Imagine you have a library of books. If you're looking for information about 'dinosaurs', a document that mentions 'dinosaur' many times is likely about dinosaurs. However, if the word 'the' appears just as frequently, it's not very informative. TF-IDF helps us distinguish between these two scenarios. It assigns a higher score to 'dinosaur' because it's likely specific to that document, while 'the' would receive a very low score because it appears in almost every document.

##### The TF-IDF score is a product of two components:                                                                                             
**Term Frequency (TF)**: This measures how frequently a term appears in a document.                                                                   
**Inverse Document Frequency (IDF)**: This measures how rare a term is across all documents in the corpus.                                           
By multiplying these two values, TF-IDF effectively highlights words that are both frequent within a document and relatively uncommon across the entire collection. This makes it a powerful tool for identifying keywords, understanding document similarity, and improving the performance of various NLP tasks.

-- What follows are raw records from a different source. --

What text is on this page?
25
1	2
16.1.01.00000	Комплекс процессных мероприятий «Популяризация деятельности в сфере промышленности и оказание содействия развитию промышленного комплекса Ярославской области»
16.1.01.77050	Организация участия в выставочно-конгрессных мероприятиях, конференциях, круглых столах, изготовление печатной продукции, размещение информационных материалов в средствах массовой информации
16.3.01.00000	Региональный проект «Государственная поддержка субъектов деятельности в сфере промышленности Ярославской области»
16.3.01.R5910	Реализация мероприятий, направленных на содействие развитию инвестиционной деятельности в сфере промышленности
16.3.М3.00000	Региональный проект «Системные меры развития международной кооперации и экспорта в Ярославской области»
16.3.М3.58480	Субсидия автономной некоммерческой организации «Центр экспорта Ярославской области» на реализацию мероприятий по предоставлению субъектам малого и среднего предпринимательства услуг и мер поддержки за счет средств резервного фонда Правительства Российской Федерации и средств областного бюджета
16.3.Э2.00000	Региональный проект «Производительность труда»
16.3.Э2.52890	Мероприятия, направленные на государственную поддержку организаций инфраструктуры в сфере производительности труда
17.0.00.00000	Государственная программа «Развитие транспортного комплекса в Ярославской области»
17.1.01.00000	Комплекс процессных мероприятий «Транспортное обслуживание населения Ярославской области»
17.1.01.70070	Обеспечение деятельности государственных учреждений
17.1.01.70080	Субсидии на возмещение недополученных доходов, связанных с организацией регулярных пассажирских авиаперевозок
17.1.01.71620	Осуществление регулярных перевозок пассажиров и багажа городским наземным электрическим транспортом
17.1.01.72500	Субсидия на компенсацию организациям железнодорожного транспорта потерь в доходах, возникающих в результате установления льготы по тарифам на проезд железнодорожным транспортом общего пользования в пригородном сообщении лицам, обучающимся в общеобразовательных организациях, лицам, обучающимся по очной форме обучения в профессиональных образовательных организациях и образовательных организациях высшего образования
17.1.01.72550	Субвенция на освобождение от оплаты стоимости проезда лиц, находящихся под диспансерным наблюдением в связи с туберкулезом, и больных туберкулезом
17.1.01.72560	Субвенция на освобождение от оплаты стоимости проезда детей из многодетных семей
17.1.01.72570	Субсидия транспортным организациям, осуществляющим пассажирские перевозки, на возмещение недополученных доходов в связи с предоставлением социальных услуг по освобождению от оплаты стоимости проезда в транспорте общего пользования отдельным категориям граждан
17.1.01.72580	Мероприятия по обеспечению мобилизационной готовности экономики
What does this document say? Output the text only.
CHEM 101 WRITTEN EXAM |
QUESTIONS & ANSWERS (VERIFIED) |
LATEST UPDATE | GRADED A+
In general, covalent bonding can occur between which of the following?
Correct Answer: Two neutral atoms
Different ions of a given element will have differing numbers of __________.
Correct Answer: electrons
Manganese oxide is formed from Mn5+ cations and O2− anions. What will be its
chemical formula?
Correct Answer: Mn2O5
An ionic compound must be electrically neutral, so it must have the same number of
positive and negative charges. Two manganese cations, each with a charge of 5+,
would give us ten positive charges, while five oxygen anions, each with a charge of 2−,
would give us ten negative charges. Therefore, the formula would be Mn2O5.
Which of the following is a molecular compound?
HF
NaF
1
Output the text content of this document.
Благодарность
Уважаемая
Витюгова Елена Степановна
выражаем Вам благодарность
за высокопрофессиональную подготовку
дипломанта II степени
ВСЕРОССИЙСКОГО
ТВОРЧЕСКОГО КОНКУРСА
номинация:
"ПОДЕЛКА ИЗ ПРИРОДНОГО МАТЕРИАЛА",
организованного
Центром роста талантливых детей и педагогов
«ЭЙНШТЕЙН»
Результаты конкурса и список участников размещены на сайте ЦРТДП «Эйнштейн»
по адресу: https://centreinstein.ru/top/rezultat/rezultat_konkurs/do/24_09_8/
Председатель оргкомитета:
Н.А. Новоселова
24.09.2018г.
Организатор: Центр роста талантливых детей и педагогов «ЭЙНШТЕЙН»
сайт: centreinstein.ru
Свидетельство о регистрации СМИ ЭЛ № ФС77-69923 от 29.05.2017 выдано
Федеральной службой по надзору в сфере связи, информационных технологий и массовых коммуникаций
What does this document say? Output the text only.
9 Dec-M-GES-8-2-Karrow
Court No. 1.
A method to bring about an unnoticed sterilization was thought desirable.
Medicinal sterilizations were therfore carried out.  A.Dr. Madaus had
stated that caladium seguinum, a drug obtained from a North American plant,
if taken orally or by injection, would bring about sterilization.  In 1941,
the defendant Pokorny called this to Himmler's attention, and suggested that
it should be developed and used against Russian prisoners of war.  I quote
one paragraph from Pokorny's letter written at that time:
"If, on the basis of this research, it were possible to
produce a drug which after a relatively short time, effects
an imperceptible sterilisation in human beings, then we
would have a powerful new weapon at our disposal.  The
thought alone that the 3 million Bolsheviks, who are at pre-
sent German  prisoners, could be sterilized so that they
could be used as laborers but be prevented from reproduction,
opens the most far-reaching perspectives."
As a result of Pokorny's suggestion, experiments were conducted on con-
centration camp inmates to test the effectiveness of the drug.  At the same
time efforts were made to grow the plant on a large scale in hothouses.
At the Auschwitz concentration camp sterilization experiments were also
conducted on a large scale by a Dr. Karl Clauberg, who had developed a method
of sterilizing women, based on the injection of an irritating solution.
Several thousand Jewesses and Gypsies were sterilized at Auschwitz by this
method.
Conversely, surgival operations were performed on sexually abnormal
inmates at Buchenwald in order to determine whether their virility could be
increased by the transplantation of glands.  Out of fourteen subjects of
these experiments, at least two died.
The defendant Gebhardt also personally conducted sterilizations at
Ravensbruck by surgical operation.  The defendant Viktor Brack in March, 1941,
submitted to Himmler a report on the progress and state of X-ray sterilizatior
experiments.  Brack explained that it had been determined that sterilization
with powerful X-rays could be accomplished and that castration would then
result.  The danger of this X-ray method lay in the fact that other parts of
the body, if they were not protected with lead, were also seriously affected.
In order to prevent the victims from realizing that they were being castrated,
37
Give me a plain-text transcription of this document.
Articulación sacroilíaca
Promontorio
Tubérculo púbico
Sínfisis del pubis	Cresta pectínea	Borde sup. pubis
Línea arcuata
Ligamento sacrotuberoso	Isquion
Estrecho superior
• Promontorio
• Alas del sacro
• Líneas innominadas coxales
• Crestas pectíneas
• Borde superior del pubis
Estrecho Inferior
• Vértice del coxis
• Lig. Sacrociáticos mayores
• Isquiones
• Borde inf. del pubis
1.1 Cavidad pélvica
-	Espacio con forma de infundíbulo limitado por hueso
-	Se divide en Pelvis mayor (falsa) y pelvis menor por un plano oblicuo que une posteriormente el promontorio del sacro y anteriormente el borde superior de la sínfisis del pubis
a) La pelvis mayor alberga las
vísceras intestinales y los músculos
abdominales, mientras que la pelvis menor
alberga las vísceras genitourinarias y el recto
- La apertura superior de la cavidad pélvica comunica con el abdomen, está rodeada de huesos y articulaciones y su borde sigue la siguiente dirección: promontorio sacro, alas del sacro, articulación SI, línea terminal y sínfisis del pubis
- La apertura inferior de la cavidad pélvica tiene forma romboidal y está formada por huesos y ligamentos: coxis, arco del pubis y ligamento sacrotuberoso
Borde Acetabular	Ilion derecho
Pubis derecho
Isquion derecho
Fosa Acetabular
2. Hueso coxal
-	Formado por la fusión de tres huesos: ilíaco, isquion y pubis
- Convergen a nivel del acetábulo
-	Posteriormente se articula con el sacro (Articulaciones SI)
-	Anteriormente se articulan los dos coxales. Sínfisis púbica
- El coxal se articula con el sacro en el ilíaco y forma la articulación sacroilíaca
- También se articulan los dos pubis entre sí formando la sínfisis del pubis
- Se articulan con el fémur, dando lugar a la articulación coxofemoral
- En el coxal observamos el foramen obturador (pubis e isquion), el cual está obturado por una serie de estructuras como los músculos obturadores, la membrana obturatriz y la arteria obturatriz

## Calculating Term Frequency (TF): How Often Does a Word Appear?

### Term Frequency (TF) Variants
To account for document length, TF is often normalized. There are several common ways to calculate Term Frequency:
- **Raw Count**
  - Number of times a term appears in a document

- **Normalized TF**
  - Raw count ÷ total number of words in the document
  - Prevents bias toward longer documents

- **Augmented Frequency**
  - Limits impact of very frequent words
  - Often uses a cap (e.g., max value around 0.5)

- **Logarithmic Scaling**
  - Uses log of raw count
  - Reduces effect of extremely high frequencies


In [1]:
import pandas as pd
from collections import Counter

In [2]:
corpus = [
    "The quick brown fox jumps over the lazy dog.",
    "The lazy dog barks loudly.",
    "The fox is quick and brown.",
    "A quick brown dog is a happy dog."
]

In [3]:
def calculate_tf(document, term):
    words = document.lower().split()    # Tokenize the document (simple split for demonstration)
    raw_frequency = words.count(term)   # Count raw frequency of the term
    total_words = len(words)   # Total number of words in the document
    
    # Calculate normalized TF
    if total_words == 0:
        return 0.0
    return raw_frequency / total_words

In [4]:
doc_index = 0
for doc in corpus:
    print(f"--- Document {doc_index + 1} ---")
    print(f"Document: '{doc}'")
    
    # Calculate TF for 'quick'
    tf_quick = calculate_tf(doc, 'quick')
    print(f"TF('quick'): {tf_quick:.4f}")
    
    # Calculate TF for 'the'
    tf_the = calculate_tf(doc, 'the')
    print(f"TF('the'): {tf_the:.4f}")
    
    # Calculate TF for 'dog'
    tf_dog = calculate_tf(doc, 'dog')
    print(f"TF('dog'): {tf_dog:.4f}")
    
    doc_index += 1

--- Document 1 ---
Document: 'The quick brown fox jumps over the lazy dog.'
TF('quick'): 0.1111
TF('the'): 0.2222
TF('dog'): 0.0000
--- Document 2 ---
Document: 'The lazy dog barks loudly.'
TF('quick'): 0.0000
TF('the'): 0.2000
TF('dog'): 0.2000
--- Document 3 ---
Document: 'The fox is quick and brown.'
TF('quick'): 0.1667
TF('the'): 0.1667
TF('dog'): 0.0000
--- Document 4 ---
Document: 'A quick brown dog is a happy dog.'
TF('quick'): 0.1250
TF('the'): 0.0000
TF('dog'): 0.1250


In [6]:
print("--- Using Pandas for a more structured approach ---")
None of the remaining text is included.